Бабушка попыталась схватить снимок, но я успел отскочить от нее за птичью клетку.
«Я не отдам его тебе, — сказал я, — потому что тогда ты совсем с ума сойдешь, а нам уже хватит сходить с ума, пора поговорить, как нормальные люди».
Десять минут она гонялась за мной по всему дому. Зажигала спички и бросала их в фотографию, чтобы та загорелась. Загорелась-то в итоге ее постель, и мне пришлось сбивать огонь старой шляпой. К этому времени бабушка уже только хрипела, как перед смертью. И она сдалась.
«Я расскажу тебе все», — пообещала она.
Ее версия не была стопроцентно… непредвзятой. К примеру, я поверил далеко не всему, что она рассказала о моей матери. Бабушка изобразила ее жертвой, страдалицей, а отца каким-то заклинателем змей. Не знаю, хорошо ли она знала свою дочь, но не настолько хорошо, чтобы предотвратить ее беременность, бегство из дома, гибель.
Однако значительная часть ее рассказа смысл безусловно имела. Я отсеял из него факты и понял, что знаю теперь намного больше, чем прежде.
Закончив, она завопила: «У меня стол уже шесть лет как шатается!» И я вернул ей книгу.
В то время я много работал. Один из друзей помог мне устроиться в строительную фирму. Начать пришлось с подноски кирпичей, однако я был умен и трудолюбив. К двадцати пяти годам я получил в собственное ведение четыре стройплощадки. В Эрмосилъо стоит здание Департамента отдыха. Местная достопримечательность, имеющая форму орла.
В отличие от других смахивающих на орлов мексиканских достопримечательностей, в этом здании орел узнается сразу.
Это я его построил.
Мой босс управляет огромной строительной компанией, одной из самых больших в стране. Он был подрядником строительства старого стадиона в Мехико. Очень влиятельный человек по фамилии Полажек. Родители его были иммигрантами. И фамилию менять не стали.

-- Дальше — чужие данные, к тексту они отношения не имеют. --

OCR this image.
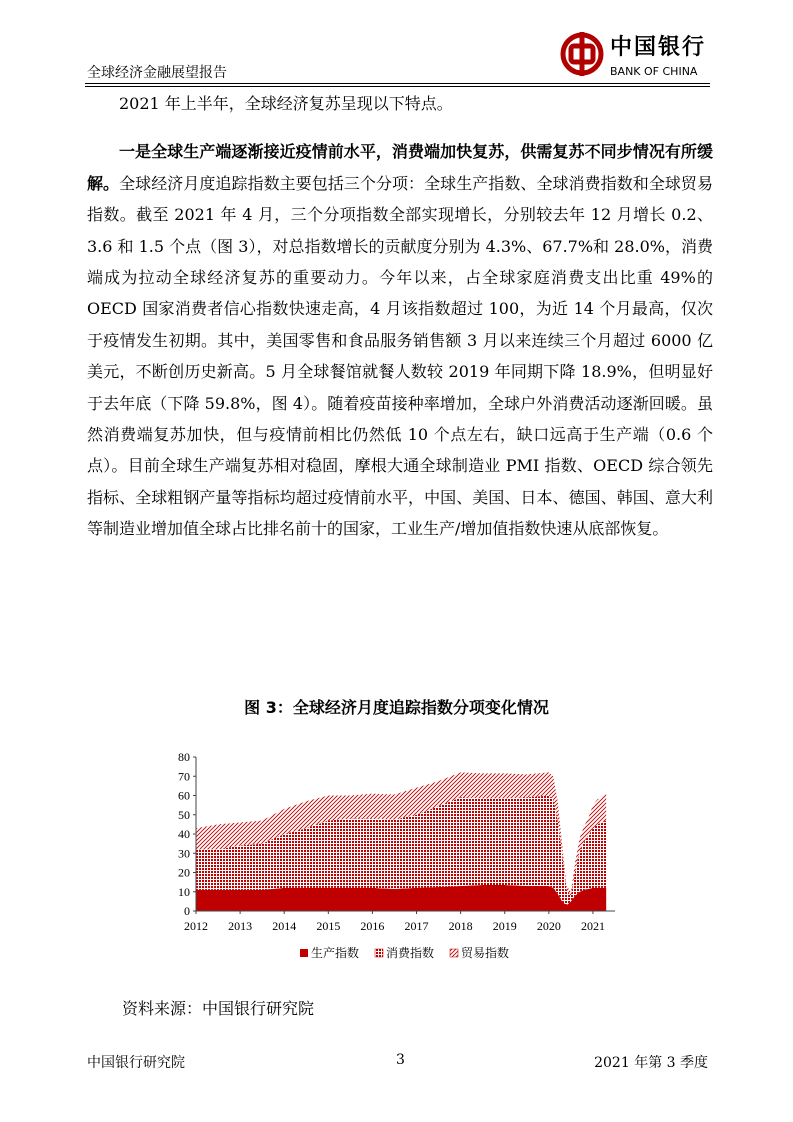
全球经济金融展望报告
中国银行
BANK OF CHINA

2021 年上半年，全球经济复苏呈现以下特点。

一是全球生产端逐渐接近疫情前水平，消费端加快复苏，供需复苏不同步情况有所缓解。全球经济月度追踪指数主要包括三个分项：全球生产指数、全球消费指数和全球贸易指数。截至 2021 年 4 月，三个分项指数全部实现增长，分别较去年 12 月增长 0.2、3.6 和 1.5 个点（图 3），对总指数增长的贡献度分别为 4.3%、67.7%和 28.0%，消费端成为拉动全球经济复苏的重要动力。今年以来，占全球家庭消费支出比重 49%的 OECD 国家消费者信心指数快速走高，4 月该指数超过 100，为近 14 个月最高，仅次于疫情发生初期。其中，美国零售和食品服务销售额 3 月以来连续三个月超过 6000 亿美元，不断创历史新高。5 月全球餐馆就餐人数较 2019 年同期下降 18.9%，但明显好于去年底（下降 59.8%，图 4）。随着疫苗接种率增加，全球户外消费活动逐渐回暖。虽然消费端复苏加快，但与疫情前相比仍然低 10 个点左右，缺口远高于生产端（0.6 个点）。目前全球生产端复苏相对稳固，摩根大通全球制造业 PMI 指数、OECD 综合领先指标、全球粗钢产量等指标均超过疫情前水平，中国、美国、日本、德国、韩国、意大利等制造业增加值全球占比排名前十的国家，工业生产/增加值指数快速从底部恢复。

图 3：全球经济月度追踪指数分项变化情况
0
10
20
30
40
50
60
70
80
2012 2013 2014 2015 2016 2017 2018 2019 2020 2021
生产指数 消费指数 贸易指数
资料来源：中国银行研究院
中国银行研究院	3	2021 年第 3 季度
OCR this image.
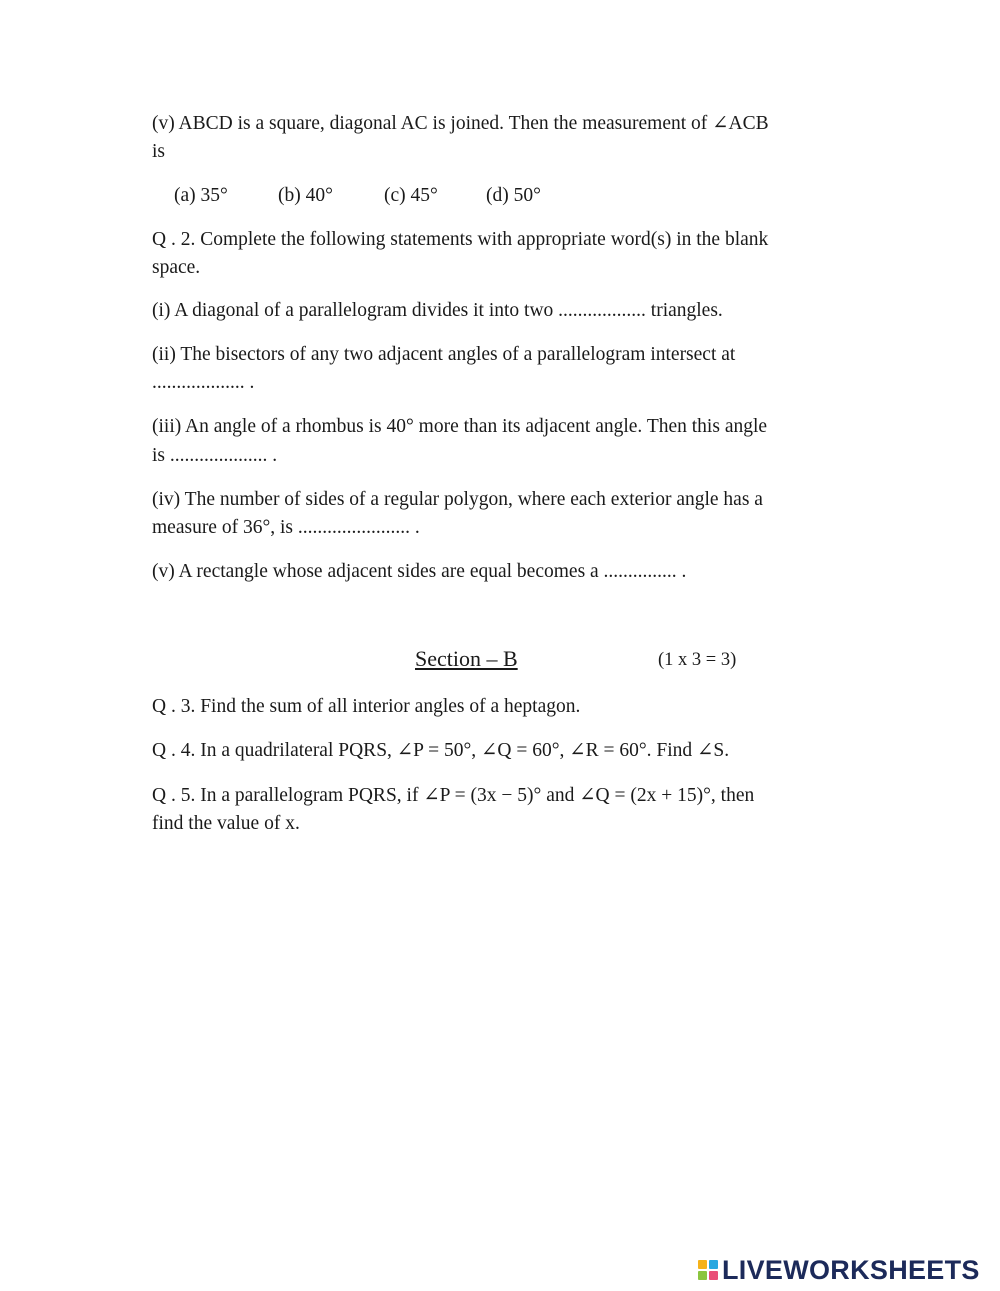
(v) ABCD is a square, diagonal AC is joined. Then the measurement of ∠ACB
is
(a) 35°	(b) 40°	(c) 45° (d) 50°
Q . 2. Complete the following statements with appropriate word(s) in the blank
space.
(i) A diagonal of a parallelogram divides it into two .................. triangles.
(ii) The bisectors of any two adjacent angles of a parallelogram intersect at
................... .
(iii) An angle of a rhombus is 40° more than its adjacent angle. Then this angle
is .................... .
(iv) The number of sides of a regular polygon, where each exterior angle has a
measure of 36°, is ....................... .
(v) A rectangle whose adjacent sides are equal becomes a ............... .
Section – B	(1 x 3 = 3)
Q . 3. Find the sum of all interior angles of a heptagon.
Q . 4. In a quadrilateral PQRS, ∠P = 50°, ∠Q = 60°, ∠R = 60°. Find ∠S.
Q . 5. In a parallelogram PQRS, if ∠P = (3x − 5)° and ∠Q = (2x + 15)°, then
find the value of x.
LIVEWORKSHEETS
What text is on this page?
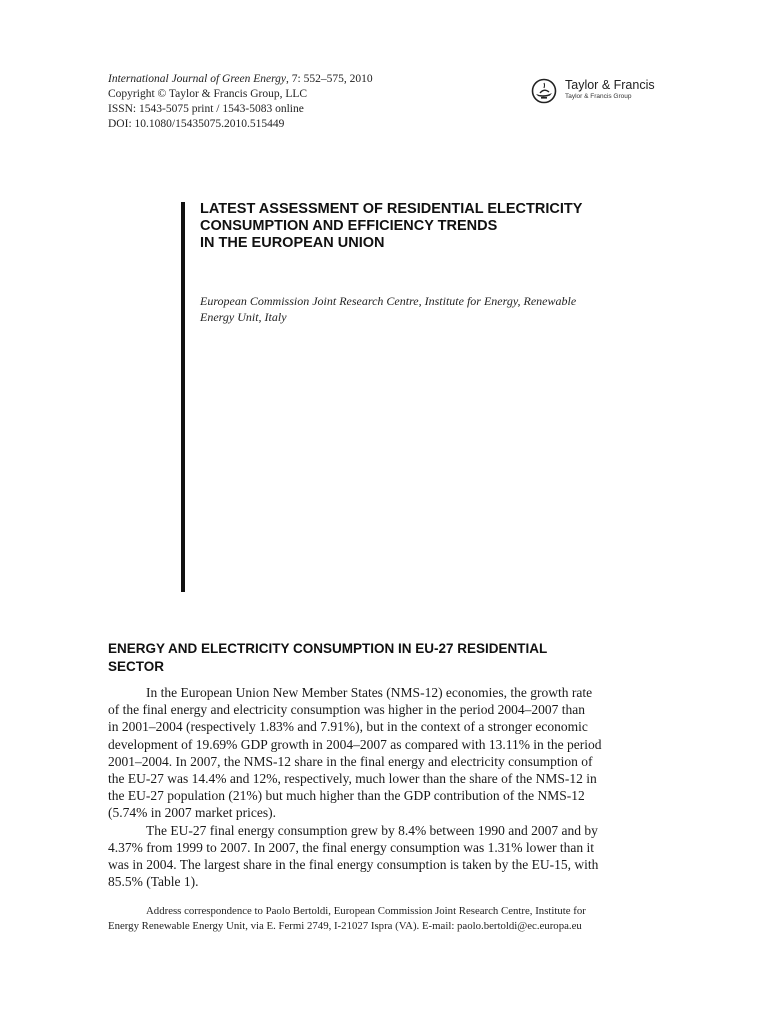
International Journal of Green Energy, 7: 552–575, 2010
Copyright © Taylor & Francis Group, LLC
ISSN: 1543-5075 print / 1543-5083 online
DOI: 10.1080/15435075.2010.515449
Taylor & Francis
Taylor & Francis Group
LATEST ASSESSMENT OF RESIDENTIAL ELECTRICITY
CONSUMPTION AND EFFICIENCY TRENDS
IN THE EUROPEAN UNION
European Commission Joint Research Centre, Institute for Energy, Renewable
Energy Unit, Italy
ENERGY AND ELECTRICITY CONSUMPTION IN EU-27 RESIDENTIAL
SECTOR
In the European Union New Member States (NMS-12) economies, the growth rate
of the final energy and electricity consumption was higher in the period 2004–2007 than
in 2001–2004 (respectively 1.83% and 7.91%), but in the context of a stronger economic
development of 19.69% GDP growth in 2004–2007 as compared with 13.11% in the period
2001–2004. In 2007, the NMS-12 share in the final energy and electricity consumption of
the EU-27 was 14.4% and 12%, respectively, much lower than the share of the NMS-12 in
the EU-27 population (21%) but much higher than the GDP contribution of the NMS-12
(5.74% in 2007 market prices).
The EU-27 final energy consumption grew by 8.4% between 1990 and 2007 and by
4.37% from 1999 to 2007. In 2007, the final energy consumption was 1.31% lower than it
was in 2004. The largest share in the final energy consumption is taken by the EU-15, with
85.5% (Table 1).
Address correspondence to Paolo Bertoldi, European Commission Joint Research Centre, Institute for
Energy Renewable Energy Unit, via E. Fermi 2749, I-21027 Ispra (VA). E-mail: paolo.bertoldi@ec.europa.eu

Строительство повсюду неотделимо от злоупотреблений, но в Мексике оно выглядит просто отвратительно. У Полажека в кабинете стоит сейф, в котором он держит список всех, кому давал взятки. Я удивил его тем, что ни разу не попытался надуть. Должно быть, я показался ему простаком. Я оставался с ним долгие годы, между тем как другие его сотрудники покидали Полажека, чтобы учредить собственный жульнический бизнес, или стать продажными полицейскими, или продажными строительными инспекторами.
Чем еще я понравился Полажеку, так это тем, что строительство я всегда заканчивал в срок. Уходил с площадки последним. Утром, если кто-то из рабочих не появлялся на стройке, ехал к ним домой и будил их или отыскивал в барах. А если они отказывались выйти на работу, я их увольнял. В те дни в профсоюзе строителей все было вверх дном; я мог уволить любого рабочего, и по какой угодно причине.
А невыход на работу — веская причина для увольнения. Я хочу сказать, что кое-кто увольнял своих рабочих, просто желая показать, что ему это сойдет с рук. Я таким не был.